More Albertans teeter towards debt, fearing second shutdown

CALGARY — An increasing number of Albertans are on the brink of getting into debt or exploring financial restructuring — and concerns over a second lockdown or further economic slide is adding to concerns.

According to Statistics Canada, between June 2019 and June 2020, 5.7 per cent more Albertans are filing consumer proposals, which is a less drastic than bankruptcy in that it allows an insolvency trustee to work out repayment to creditors, so that an asset like a house is not seized.

Insolvency firm Bromwich & Smith released a survey that said 17 per cent of Albertans are likely to explore insolvency with one in 10 likely to do so next month.

“Under normal circumstances or pre-pandemic, we saw that five in 1,000 Canadians are likely to file for insolvency, so that’s 0.5 per cent and that’s quite a leap in the last year,” said Jasmine Marra, the firm’s vice president of marketing.

Some Calgarians are anxious about losing their jobs.

“There’s this heightened fear of ‘what if they shut you down,’ it’s always been there,” said Henry Nwosu, an apprentice aviation mechanic for Canadian North.

Air travel plummets

Statistics Canada reports there are 86.8 per cent fewer air travel passengers from August 2019 to August of this year — and this past summer was the industry’s worst-ever summer season.
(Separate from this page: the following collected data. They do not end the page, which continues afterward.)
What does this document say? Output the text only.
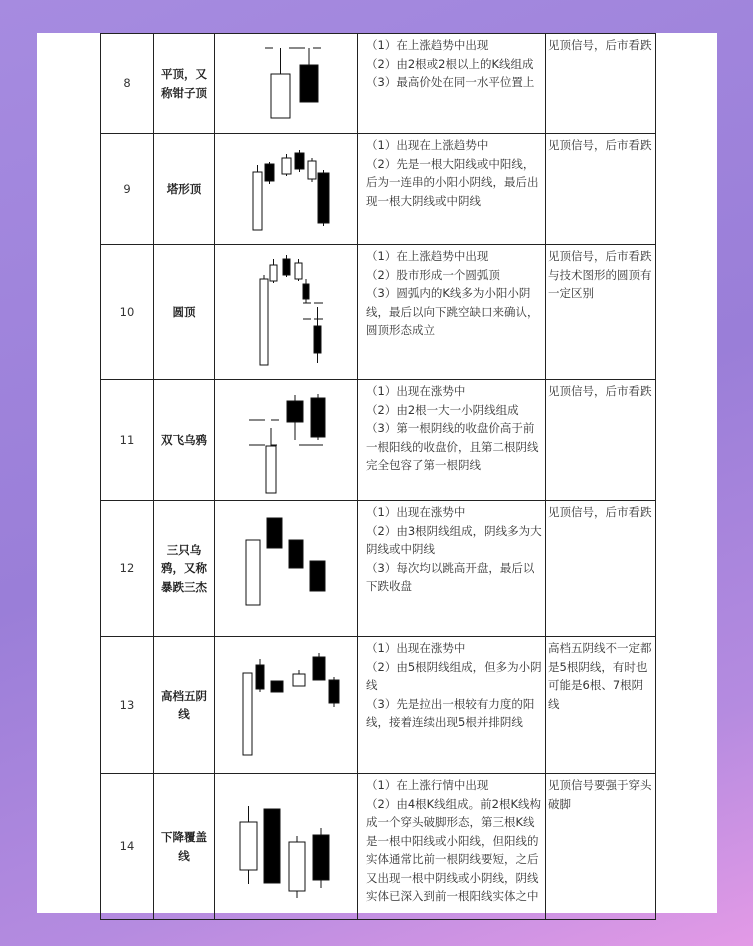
8	平顶，又称钳子顶		（1）在上涨趋势中出现
（2）由2根或2根以上的K线组成
（3）最高价处在同一水平位置上	见顶信号，后市看跌
9	塔形顶		（1）出现在上涨趋势中
（2）先是一根大阳线或中阳线，后为一连串的小阳小阴线，最后出现一根大阴线或中阴线	见顶信号，后市看跌
10	圆顶		（1）在上涨趋势中出现
（2）股市形成一个圆弧顶
（3）圆弧内的K线多为小阳小阴线，最后以向下跳空缺口来确认，圆顶形态成立	见顶信号，后市看跌与技术图形的圆顶有一定区别
11	双飞乌鸦		（1）出现在涨势中
（2）由2根一大一小阴线组成
（3）第一根阴线的收盘价高于前一根阳线的收盘价，且第二根阴线完全包容了第一根阴线	见顶信号，后市看跌
12	三只乌鸦，又称暴跌三杰		（1）出现在涨势中
（2）由3根阴线组成，阴线多为大阴线或中阴线
（3）每次均以跳高开盘，最后以下跌收盘	见顶信号，后市看跌
13	高档五阴线		（1）出现在涨势中
（2）由5根阴线组成，但多为小阴线
（3）先是拉出一根较有力度的阳线，接着连续出现5根并排阴线	高档五阴线不一定都是5根阴线，有时也可能是6根、7根阴线
14	下降覆盖线		（1）在上涨行情中出现
（2）由4根K线组成。前2根K线构成一个穿头破脚形态，第三根K线是一根中阳线或小阳线，但阳线的实体通常比前一根阴线要短，之后又出现一根中阴线或小阴线，阴线实体已深入到前一根阳线实体之中	见顶信号要强于穿头破脚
His work continues to be steady, but his wife took a pay cut at her job since the pandemic started.

“That alone reduced our family income and immediately we had to start re-strategizing in how to manage the situation,” said Nwosu.

The added challenge of the pandemic compounded their economic difficulties since arriving to Calgary as newcomers from Nigeria two and a half years ago.

Nwosu will soon take exams for recertification, as his licence and experience did not directly transfer.

“We would basically run on deficit every month, month by month because there is no way my pay was going to (be enough) take home pay.”

Savings app

The family avoided sinking further into debt once they became clients of Momentum, a non-profit that offers support for low income residents — and by using the new savings app it recently launched.

The app developed by Canadian company QUBER, offers cash incentives from Momentum when users set money aside regularly, and is open to all Albertans as an outreach during a particularly difficult economic time.

“We know that even $500 in an emergency savings account has a huge impact in reducing the risk of eviction or having to take out a high cost loan,” said Jeff Loomis, executive director of Momentum.

Some small businesses in the province are reporting they are not confident they will be able to maintain their workforce.

According the latest survey by the Canadian Federation of Independent Business (CFIB) 28 per cent are planning to reduce full-time employees in the next three months. Just 11 per cent would add staff.

“And a lot of that is pinpointed at the fact that (many businesses) are simply not operating at full capacity or fully open right now,” said Annie Dormuth, director of provincial affairs for CFIB.

She says at lot of concern hangs in the balance over whether the government will mandate sector-specific shutdowns at places like fitness centres and restaurants.

“We’ve had months and months of lessons to learn from the first shut down, so there’s really no excuse for the province if they are going to close businesses not to have supports in place.”

Of respondents surveyed, 60 per cent said it would not easily survive a second round of closures.

Dormuth added Alberta small businesses on average have added $40,000 more debt load due to the pandemic.